Will your python script desire to open the file for writing or for reading? Is the legacy application opening and closing the file between writes, or does it keep it open?
It is extremely important that we understand what the legacy application is doing, and what your python script is attempting to achieve.
This area of functionality is highly OS-dependent, and the fact that you have no control over the legacy application only makes things harder unfortunately. Whether there is a pythonic or non-pythonic way of doing this will probably be the least of your concerns - the hard question will be whether what you are trying to achieve will be possible at all.
UPDATE
OK, so knowing (from your comment) that:
the legacy application is opening and
closing the file every X minutes, but
I do not want to assume that at t =
t_0 + n*X + eps it already closed
the file.
then the problem's parameters are changed. It can actually be done in an OS-independent way given a few assumptions, or as a combination of OS-dependent and OS-independent techniques. :)

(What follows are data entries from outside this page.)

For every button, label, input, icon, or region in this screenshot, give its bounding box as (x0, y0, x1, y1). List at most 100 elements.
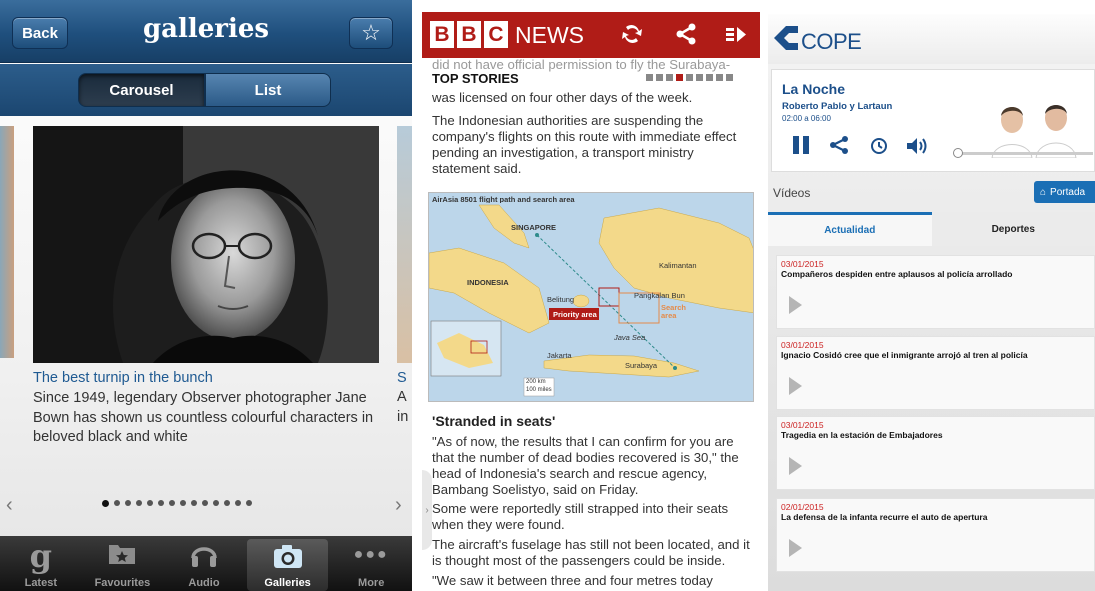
clock-icon[interactable] (870, 137, 888, 160)
bottom-tab-bar: g Latest Favourites Audio Galleries ●●● … (0, 536, 412, 591)
video-list-item[interactable]: 03/01/2015 Tragedia en la estación de Em… (776, 416, 1095, 490)
map-label-search: Search area (661, 303, 687, 320)
cope-logo-text: COPE (801, 29, 862, 54)
video-list-item[interactable]: 03/01/2015 Ignacio Cosidó cree que el in… (776, 336, 1095, 410)
portada-button[interactable]: ⌂ Portada (1034, 181, 1095, 203)
map-label-java-sea: Java Sea (614, 333, 646, 342)
headphones-icon (191, 547, 217, 567)
next-caption-title: S (397, 370, 407, 386)
view-mode-segment-bar: Carousel List (0, 64, 412, 116)
page-dot[interactable] (125, 500, 131, 506)
page-dot[interactable] (191, 500, 197, 506)
flight-path-map[interactable]: AirAsia 8501 flight path and search area (428, 192, 754, 402)
tab-label: More (358, 577, 385, 589)
cope-header: COPE (768, 14, 1095, 64)
video-date: 03/01/2015 (781, 340, 824, 350)
share-icon[interactable] (675, 22, 697, 52)
top-stories-label[interactable]: TOP STORIES (432, 71, 523, 86)
page-dot[interactable] (235, 500, 241, 506)
more-dots-icon: ●●● (353, 546, 389, 563)
share-icon[interactable] (829, 135, 849, 160)
tab-deportes[interactable]: Deportes (931, 212, 1095, 246)
cope-radio-screen: COPE La Noche Roberto Pablo y Lartaun 02… (768, 14, 1095, 591)
video-list-item[interactable]: 02/01/2015 La defensa de la infanta recu… (776, 498, 1095, 572)
article-paragraph: The aircraft's fuselage has still not be… (432, 537, 750, 568)
page-dot[interactable] (180, 500, 186, 506)
pause-icon[interactable] (792, 135, 810, 160)
guardian-galleries-screen: Back galleries ☆ Carousel List The best … (0, 0, 412, 591)
guardian-nav-bar: Back galleries ☆ (0, 0, 412, 63)
next-photo-peek[interactable] (397, 126, 412, 363)
video-date: 03/01/2015 (781, 259, 824, 269)
next-arrow-icon[interactable]: › (395, 494, 402, 517)
play-icon[interactable] (789, 457, 802, 475)
page-dot[interactable] (114, 500, 120, 506)
bbc-header-bar: B B C NEWS (422, 12, 760, 58)
map-scale-km: 200 km (526, 379, 546, 385)
guardian-g-icon: g (29, 537, 52, 575)
video-list-item[interactable]: 03/01/2015 Compañeros despiden entre apl… (776, 255, 1095, 329)
map-label-jakarta: Jakarta (547, 351, 572, 360)
video-date: 02/01/2015 (781, 502, 824, 512)
map-label-singapore: SINGAPORE (511, 223, 557, 232)
tab-more[interactable]: ●●● More (330, 536, 412, 591)
page-dot[interactable] (102, 500, 109, 507)
gallery-photo[interactable] (33, 126, 379, 363)
volume-slider-handle[interactable] (953, 148, 963, 158)
tab-favourites[interactable]: Favourites (82, 536, 164, 591)
program-time: 02:00 a 06:00 (782, 114, 831, 123)
map-label-pangkalan: Pangkalan Bun (634, 291, 685, 300)
tab-audio[interactable]: Audio (163, 536, 245, 591)
refresh-icon[interactable] (620, 22, 644, 52)
video-category-tabs: Actualidad Deportes (768, 212, 1095, 246)
page-dot[interactable] (136, 500, 142, 506)
page-dot[interactable] (147, 500, 153, 506)
article-subheading: 'Stranded in seats' (432, 413, 556, 429)
page-dot[interactable] (246, 500, 252, 506)
map-label-belitung: Belitung (547, 295, 575, 304)
home-icon: ⌂ (1040, 186, 1047, 198)
hosts-photo (991, 105, 1077, 158)
volume-icon[interactable] (905, 136, 929, 161)
volume-slider-track[interactable] (959, 152, 1093, 155)
video-title: Tragedia en la estación de Embajadores (781, 430, 943, 440)
video-date: 03/01/2015 (781, 420, 824, 430)
play-icon[interactable] (789, 377, 802, 395)
side-drawer-handle[interactable]: › (422, 470, 432, 550)
previous-arrow-icon[interactable]: ‹ (6, 494, 13, 517)
page-dot[interactable] (158, 500, 164, 506)
tab-latest[interactable]: g Latest (0, 536, 82, 591)
section-title: Vídeos (773, 186, 811, 200)
menu-arrow-icon[interactable] (724, 22, 748, 52)
caption-title[interactable]: The best turnip in the bunch (33, 370, 213, 386)
segment-carousel[interactable]: Carousel (78, 73, 205, 107)
map-label-priority: Priority area (553, 310, 597, 319)
program-hosts: Roberto Pablo y Lartaun (782, 101, 893, 112)
cope-logo-icon (774, 26, 798, 50)
bbc-logo: B B C (430, 21, 508, 48)
segment-list[interactable]: List (205, 73, 331, 107)
play-icon[interactable] (789, 296, 802, 314)
page-dot[interactable] (169, 500, 175, 506)
page-indicator[interactable] (102, 500, 252, 507)
page-dot[interactable] (202, 500, 208, 506)
article-paragraph: "As of now, the results that I can confi… (432, 434, 739, 497)
play-icon[interactable] (789, 539, 802, 557)
tab-label: Galleries (264, 577, 311, 589)
video-title: Ignacio Cosidó cree que el inmigrante ar… (781, 350, 1028, 360)
now-playing-card: La Noche Roberto Pablo y Lartaun 02:00 a… (771, 69, 1095, 172)
page-dot[interactable] (213, 500, 219, 506)
map-label-kalimantan: Kalimantan (659, 261, 697, 270)
article-paragraph: Some were reportedly still strapped into… (432, 501, 729, 532)
program-title: La Noche (782, 81, 846, 97)
previous-photo-peek[interactable] (0, 126, 14, 358)
logo-letter: B (430, 21, 454, 48)
tab-actualidad[interactable]: Actualidad (768, 212, 932, 246)
favourite-star-button[interactable]: ☆ (349, 17, 393, 49)
back-button[interactable]: Back (12, 17, 68, 49)
logo-letter: B (457, 21, 481, 48)
tab-galleries[interactable]: Galleries (246, 539, 329, 591)
star-icon: ☆ (361, 20, 381, 45)
page-dot[interactable] (224, 500, 230, 506)
map-label-surabaya: Surabaya (625, 361, 658, 370)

OS-independent way: if it is safe to assume that the legacy application keeps the file open for at most some known quantity of time, say T seconds (e.g. opens the file, performs one write, then closes the file), and re-opens it more or less every X seconds, where X is larger than 2*T.
stat the file
subtract file's modification time from now(), yielding D
if T <= D < X then open the file and do what you need with it
This may be safe enough for your application. Safety increases as T/X decreases. On *nix you may have to double check /etc/ntpd.conf for proper time-stepping vs. slew configuration (see tinker). For Windows see MSDN
Windows: in addition (or in-lieu) of the OS-independent method above, you may attempt to use either:
sharing (locking): this assumes that the legacy program also opens the file in shared mode (usually the default in Windows apps); moreover, if your application acquires the lock just as the legacy application is attempting the same (race condition), the legacy application will fail.

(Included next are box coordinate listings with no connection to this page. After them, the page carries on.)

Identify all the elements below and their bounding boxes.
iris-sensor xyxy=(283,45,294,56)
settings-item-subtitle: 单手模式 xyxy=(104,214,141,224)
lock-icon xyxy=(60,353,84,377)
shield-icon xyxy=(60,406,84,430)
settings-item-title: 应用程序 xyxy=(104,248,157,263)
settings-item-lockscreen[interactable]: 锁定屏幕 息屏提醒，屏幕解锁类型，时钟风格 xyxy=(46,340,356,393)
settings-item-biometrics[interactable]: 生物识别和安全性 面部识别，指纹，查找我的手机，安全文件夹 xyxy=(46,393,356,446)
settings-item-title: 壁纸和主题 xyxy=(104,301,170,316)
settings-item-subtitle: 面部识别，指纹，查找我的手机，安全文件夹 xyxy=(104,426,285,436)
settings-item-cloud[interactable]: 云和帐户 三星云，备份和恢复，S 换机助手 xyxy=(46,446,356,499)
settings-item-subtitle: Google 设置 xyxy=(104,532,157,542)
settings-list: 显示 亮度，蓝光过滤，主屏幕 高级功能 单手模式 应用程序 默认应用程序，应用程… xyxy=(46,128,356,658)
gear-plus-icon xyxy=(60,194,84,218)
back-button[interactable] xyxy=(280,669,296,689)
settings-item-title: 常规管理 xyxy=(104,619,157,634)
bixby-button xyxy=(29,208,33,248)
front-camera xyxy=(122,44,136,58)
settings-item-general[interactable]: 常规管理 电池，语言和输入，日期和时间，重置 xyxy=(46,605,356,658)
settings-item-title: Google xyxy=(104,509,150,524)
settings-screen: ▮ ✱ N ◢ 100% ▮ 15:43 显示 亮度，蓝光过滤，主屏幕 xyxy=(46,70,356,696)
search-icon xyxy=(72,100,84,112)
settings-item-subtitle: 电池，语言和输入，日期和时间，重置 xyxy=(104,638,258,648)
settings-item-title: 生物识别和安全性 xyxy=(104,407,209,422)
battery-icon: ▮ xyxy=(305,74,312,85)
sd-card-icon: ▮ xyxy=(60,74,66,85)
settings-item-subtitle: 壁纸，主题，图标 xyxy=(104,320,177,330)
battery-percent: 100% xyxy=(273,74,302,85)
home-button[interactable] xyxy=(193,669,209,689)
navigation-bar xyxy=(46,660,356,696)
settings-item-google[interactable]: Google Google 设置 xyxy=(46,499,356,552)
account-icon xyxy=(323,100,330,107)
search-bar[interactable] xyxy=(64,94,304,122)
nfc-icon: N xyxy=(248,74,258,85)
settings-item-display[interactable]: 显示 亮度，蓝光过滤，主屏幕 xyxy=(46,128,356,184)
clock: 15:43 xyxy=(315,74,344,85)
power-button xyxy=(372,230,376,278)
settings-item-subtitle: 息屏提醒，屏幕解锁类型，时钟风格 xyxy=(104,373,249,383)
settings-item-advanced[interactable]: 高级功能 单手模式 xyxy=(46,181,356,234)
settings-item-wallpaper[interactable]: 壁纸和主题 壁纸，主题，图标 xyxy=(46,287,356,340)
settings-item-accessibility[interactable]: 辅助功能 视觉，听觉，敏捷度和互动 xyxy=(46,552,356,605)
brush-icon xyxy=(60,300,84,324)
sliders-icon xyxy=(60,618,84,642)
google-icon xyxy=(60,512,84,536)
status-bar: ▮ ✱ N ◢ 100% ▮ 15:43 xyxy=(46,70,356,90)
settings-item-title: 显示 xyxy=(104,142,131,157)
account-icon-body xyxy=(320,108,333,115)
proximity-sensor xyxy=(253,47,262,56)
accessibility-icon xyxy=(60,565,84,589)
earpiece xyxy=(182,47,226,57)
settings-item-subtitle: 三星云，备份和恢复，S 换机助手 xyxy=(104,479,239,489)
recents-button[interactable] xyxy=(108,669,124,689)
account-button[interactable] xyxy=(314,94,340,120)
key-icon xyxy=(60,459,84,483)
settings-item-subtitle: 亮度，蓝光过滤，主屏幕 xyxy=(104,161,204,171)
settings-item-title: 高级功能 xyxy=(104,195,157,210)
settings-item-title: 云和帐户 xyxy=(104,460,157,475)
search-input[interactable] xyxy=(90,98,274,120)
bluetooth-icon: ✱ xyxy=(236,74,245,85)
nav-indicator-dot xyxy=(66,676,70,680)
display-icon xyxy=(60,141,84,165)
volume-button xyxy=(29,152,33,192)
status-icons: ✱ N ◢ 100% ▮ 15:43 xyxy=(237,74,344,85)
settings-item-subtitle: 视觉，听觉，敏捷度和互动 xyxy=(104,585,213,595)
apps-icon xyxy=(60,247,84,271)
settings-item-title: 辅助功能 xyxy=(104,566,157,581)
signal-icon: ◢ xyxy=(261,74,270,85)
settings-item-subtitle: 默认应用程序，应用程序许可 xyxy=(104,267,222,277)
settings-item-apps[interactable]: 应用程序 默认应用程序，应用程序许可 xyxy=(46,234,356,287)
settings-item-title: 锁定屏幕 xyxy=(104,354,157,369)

this is extremely intrusive and error prone. Unless both the new application and the legacy application need synchronized access for writing to the same file and you are willing to handle the possibility of the legacy application being denied opening of the file, do not use this method.
attempting to find out what files are open in the legacy application, using the same techniques as ProcessExplorer (the equivalent of *nix's lsof)
you are even more vulnerable to race conditions than the OS-independent technique
Linux/etc.: in addition (or in-lieu) of the OS-independent method above, you may attempt to use the same technique as lsof or, on some systems, simply check which file the symbolic link /proc/<pid>/fd/<fdes> points to
you are even more vulnerable to race conditions than the OS-independent technique
it is highly unlikely that the legacy application uses locking, but if it is, locking is not a real option unless the legacy application can handle a locked file gracefully (by blocking, not by failing - and if your own application can guarantee that the file will not remain locked, blocking the legacy application for extender periods of time.)
UPDATE 2
If favouring the "check whether the legacy application has the file open" (intrusive approach prone to race conditions) then you can solve the said race condition by:
checking whether the legacy application has the file open (a la lsof or ProcessExplorer)
suspending the legacy application process
repeating the check in step 1 to confirm that the legacy application did not open the file between steps 1 and 2; delay and restart at step 1 if so, otherwise proceed to step 4
doing your business on the file -- ideally simply renaming it for subsequent, independent processing in order to keep the legacy application suspended for a minimal amount of time
resuming the legacy application process
Unix does not have file locking as a default. The best suggestion I have for a Unix environment would be to look at the sources for the lsof command. It has deep knowledge about which process have which files open. You could use that as the basis of your solution. Here are the Ubuntu sources for lsof.
One thing I've done is have python very temporarily rename the file. If we're able to rename it, then no other process is using it. I only tested this on Windows.